Accelerated 4D-flow MRI with 3-point encoding enabled by machine learning

link to paper

Accelerated 4D-flow MRI with 3-point encoding enabled by machine learning

Dahan Kim, Mu-Lan Jen, Laura B. Eisenmenger, Kevin M. Johnson

Abstract

Purpose

To investigate the acceleration of 4D-flow MRI using a convolutional neural network (CNN) that produces three directional velocities from three flow encodings, without requiring a fourth reference scan measuring background phase.

Methods

A fully 3D CNN using a U-net architecture was trained in a block-wise fashion to take complex images from three flow encodings and to produce three real-valued images for each velocity component.
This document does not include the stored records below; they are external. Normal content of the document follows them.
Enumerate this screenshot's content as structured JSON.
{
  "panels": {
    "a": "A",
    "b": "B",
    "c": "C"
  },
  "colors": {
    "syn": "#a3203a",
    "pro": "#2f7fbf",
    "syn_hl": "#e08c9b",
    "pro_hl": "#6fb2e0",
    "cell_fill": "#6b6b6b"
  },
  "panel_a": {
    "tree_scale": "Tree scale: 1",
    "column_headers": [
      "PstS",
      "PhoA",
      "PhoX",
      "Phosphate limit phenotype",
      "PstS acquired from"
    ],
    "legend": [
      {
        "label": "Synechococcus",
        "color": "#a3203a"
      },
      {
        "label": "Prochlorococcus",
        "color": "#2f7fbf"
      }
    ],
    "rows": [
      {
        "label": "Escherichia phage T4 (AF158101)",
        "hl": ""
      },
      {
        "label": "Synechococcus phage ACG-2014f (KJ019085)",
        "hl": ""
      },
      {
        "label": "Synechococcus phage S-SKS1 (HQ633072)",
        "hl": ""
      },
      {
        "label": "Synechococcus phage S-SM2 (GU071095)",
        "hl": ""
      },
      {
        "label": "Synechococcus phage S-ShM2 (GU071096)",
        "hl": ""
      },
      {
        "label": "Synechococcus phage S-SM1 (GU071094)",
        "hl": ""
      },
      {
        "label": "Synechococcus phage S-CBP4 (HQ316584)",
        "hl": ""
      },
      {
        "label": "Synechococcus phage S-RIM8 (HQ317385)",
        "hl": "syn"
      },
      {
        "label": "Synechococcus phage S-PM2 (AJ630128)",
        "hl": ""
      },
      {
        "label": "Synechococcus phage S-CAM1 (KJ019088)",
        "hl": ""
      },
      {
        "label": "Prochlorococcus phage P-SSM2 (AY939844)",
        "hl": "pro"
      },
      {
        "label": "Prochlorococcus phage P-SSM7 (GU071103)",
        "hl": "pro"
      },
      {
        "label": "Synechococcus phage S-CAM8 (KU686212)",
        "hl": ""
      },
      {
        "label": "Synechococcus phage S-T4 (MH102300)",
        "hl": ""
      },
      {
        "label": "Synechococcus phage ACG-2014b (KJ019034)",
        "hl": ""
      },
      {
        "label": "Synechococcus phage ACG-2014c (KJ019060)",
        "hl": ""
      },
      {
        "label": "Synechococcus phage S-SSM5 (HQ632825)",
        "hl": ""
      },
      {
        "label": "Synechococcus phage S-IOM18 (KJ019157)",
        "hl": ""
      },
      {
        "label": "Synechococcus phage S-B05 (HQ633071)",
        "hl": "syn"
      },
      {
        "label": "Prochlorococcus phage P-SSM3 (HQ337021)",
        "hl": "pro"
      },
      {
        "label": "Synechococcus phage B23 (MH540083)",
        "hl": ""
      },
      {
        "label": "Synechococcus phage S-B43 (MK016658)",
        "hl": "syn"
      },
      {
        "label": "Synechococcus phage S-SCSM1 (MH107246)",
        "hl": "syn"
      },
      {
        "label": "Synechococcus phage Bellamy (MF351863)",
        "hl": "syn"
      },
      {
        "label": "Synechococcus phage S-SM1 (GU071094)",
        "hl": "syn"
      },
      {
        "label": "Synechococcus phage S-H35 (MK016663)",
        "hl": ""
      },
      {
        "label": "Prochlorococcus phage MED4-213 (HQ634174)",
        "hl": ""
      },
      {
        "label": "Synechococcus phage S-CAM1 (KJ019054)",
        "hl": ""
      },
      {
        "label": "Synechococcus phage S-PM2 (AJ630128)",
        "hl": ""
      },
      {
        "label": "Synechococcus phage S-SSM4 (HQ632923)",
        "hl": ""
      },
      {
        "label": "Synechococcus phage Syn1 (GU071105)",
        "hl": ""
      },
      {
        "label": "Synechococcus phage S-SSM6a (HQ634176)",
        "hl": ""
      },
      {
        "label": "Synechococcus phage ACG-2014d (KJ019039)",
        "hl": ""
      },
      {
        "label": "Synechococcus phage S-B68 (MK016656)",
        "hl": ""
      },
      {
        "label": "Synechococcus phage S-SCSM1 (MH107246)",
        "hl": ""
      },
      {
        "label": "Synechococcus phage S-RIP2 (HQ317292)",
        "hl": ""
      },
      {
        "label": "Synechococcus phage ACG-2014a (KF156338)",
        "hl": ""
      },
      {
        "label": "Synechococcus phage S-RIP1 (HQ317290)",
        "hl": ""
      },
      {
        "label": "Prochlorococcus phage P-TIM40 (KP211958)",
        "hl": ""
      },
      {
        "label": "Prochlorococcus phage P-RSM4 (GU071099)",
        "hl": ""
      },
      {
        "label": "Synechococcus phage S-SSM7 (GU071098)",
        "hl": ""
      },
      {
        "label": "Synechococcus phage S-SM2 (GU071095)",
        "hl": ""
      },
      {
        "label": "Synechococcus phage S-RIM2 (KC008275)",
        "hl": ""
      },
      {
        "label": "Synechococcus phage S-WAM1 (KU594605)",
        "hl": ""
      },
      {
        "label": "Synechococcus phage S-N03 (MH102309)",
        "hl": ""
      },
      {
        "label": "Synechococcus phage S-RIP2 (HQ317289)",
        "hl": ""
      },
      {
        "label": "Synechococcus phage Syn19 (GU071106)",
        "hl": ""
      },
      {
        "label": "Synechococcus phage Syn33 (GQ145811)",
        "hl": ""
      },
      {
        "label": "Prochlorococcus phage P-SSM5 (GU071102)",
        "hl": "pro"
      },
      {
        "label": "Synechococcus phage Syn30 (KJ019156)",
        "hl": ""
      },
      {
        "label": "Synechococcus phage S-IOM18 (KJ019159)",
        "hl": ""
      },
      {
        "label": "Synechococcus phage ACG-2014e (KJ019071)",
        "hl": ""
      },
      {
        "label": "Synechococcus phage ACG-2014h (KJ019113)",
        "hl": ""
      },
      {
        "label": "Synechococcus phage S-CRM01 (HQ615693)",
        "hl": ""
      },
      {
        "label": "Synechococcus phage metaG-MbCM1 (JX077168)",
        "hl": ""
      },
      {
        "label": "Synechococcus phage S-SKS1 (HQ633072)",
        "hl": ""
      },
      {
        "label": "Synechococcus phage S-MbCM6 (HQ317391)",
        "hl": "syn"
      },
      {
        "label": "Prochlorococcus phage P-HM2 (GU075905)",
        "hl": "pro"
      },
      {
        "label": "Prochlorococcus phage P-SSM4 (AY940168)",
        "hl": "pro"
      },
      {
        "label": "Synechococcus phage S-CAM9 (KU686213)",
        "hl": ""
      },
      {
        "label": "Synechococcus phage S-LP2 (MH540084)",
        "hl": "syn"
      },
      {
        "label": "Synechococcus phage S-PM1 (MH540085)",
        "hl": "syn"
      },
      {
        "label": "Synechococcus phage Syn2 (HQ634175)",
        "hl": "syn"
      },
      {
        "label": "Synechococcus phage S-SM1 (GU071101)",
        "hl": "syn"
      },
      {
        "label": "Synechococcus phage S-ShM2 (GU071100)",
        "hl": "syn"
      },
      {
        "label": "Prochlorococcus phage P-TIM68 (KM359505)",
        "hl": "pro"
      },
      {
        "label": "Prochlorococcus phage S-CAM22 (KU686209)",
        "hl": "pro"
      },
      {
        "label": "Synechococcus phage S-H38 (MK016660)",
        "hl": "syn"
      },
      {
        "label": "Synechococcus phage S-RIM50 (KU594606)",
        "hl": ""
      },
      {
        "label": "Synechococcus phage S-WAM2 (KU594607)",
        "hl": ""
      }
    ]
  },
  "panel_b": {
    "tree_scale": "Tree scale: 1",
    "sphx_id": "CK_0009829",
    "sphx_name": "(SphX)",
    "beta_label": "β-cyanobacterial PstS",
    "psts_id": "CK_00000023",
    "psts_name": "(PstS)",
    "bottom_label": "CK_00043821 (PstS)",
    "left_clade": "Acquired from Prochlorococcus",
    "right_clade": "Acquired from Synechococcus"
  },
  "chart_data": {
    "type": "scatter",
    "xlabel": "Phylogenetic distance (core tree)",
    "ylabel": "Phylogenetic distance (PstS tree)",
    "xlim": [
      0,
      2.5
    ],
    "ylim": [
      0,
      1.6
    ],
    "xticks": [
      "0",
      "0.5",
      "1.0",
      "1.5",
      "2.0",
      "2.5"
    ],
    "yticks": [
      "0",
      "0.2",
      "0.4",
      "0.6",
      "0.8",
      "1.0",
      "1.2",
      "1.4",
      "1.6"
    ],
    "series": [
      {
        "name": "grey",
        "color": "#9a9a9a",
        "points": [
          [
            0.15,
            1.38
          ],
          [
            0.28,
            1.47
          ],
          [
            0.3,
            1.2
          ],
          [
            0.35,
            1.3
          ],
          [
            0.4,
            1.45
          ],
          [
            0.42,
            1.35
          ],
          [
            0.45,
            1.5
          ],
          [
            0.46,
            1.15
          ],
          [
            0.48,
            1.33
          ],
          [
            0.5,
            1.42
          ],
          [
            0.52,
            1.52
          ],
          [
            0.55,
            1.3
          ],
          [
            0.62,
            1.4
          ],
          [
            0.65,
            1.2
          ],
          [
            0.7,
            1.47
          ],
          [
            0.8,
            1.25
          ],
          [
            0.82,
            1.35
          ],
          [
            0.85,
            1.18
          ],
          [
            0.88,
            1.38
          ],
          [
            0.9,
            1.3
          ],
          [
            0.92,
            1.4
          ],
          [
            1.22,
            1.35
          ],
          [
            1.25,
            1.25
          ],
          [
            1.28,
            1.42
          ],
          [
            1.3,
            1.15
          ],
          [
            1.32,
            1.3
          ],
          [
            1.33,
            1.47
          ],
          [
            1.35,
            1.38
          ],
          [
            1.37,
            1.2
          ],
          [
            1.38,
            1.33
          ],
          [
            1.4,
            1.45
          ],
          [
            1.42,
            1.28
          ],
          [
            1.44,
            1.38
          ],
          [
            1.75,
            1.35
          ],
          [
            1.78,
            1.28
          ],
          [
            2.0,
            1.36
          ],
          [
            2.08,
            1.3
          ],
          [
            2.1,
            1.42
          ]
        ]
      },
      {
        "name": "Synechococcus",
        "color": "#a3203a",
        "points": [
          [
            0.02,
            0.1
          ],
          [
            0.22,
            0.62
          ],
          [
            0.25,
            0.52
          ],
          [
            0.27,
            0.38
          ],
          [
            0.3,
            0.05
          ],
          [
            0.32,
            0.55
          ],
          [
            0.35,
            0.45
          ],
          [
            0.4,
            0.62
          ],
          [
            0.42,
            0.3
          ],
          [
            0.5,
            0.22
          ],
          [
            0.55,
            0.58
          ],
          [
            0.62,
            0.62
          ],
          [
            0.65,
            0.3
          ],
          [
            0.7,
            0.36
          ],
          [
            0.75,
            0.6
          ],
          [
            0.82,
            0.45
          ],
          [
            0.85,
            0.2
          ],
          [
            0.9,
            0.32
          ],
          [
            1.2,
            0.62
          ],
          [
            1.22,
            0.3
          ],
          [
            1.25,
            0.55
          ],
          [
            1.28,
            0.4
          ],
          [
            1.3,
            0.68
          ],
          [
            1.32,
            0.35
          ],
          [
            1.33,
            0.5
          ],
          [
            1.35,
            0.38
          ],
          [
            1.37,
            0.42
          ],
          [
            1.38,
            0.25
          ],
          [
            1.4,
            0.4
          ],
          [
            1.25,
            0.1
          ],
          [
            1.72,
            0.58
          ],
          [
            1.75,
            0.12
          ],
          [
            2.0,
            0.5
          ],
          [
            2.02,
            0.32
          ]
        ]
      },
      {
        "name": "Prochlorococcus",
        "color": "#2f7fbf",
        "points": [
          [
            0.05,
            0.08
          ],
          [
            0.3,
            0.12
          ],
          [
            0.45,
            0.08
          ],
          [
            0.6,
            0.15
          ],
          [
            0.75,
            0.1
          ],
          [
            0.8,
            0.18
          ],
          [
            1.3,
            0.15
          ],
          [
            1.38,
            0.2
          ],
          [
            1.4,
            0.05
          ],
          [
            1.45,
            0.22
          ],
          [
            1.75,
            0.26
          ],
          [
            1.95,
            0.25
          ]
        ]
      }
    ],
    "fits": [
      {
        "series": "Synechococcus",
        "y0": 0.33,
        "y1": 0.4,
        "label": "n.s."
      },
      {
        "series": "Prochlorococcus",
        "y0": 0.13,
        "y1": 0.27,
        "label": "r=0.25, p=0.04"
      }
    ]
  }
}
Using neurovascular 4D-flow scans (n = 144), the CNN was trained to predict velocities computed from four flow encodings by standard reconstruction including correction for residual background phase offsets. Methods to optimize loss functions were investigated, including magnitude, complex difference, and uniform velocity weightings. Subsequently, 3-point encoding was evaluated using cross validation of pixelwise correlation, flow measurements in major arteries, and in experiments with data at differing acceleration rates than the training data.

Results

The CNN-produced 3-point velocities showed excellent agreements with the 4-point velocities, both qualitatively in velocity images, in flow rate measures, and quantitatively in regression analysis (slope = 0.96, R 2 = 0.992). Optimizing the training to focus on vessel velocities rather than the global velocity error and improved the correlation of velocity within vessels themselves. The lowest error was observed when the loss function used uniform velocity weighting, in which the magnitude-weighted inverse of the velocity frequency uniformly distributed weighting across all velocity ranges. When applied to highly accelerated data, the 3-point network maintained a high correlation with ground truth data and demonstrated a denoising effect.

Conclusion

The 4D-flow MRI can be accelerated using machine learning requiring only three flow encodings to produce three-directional velocity maps with small errors.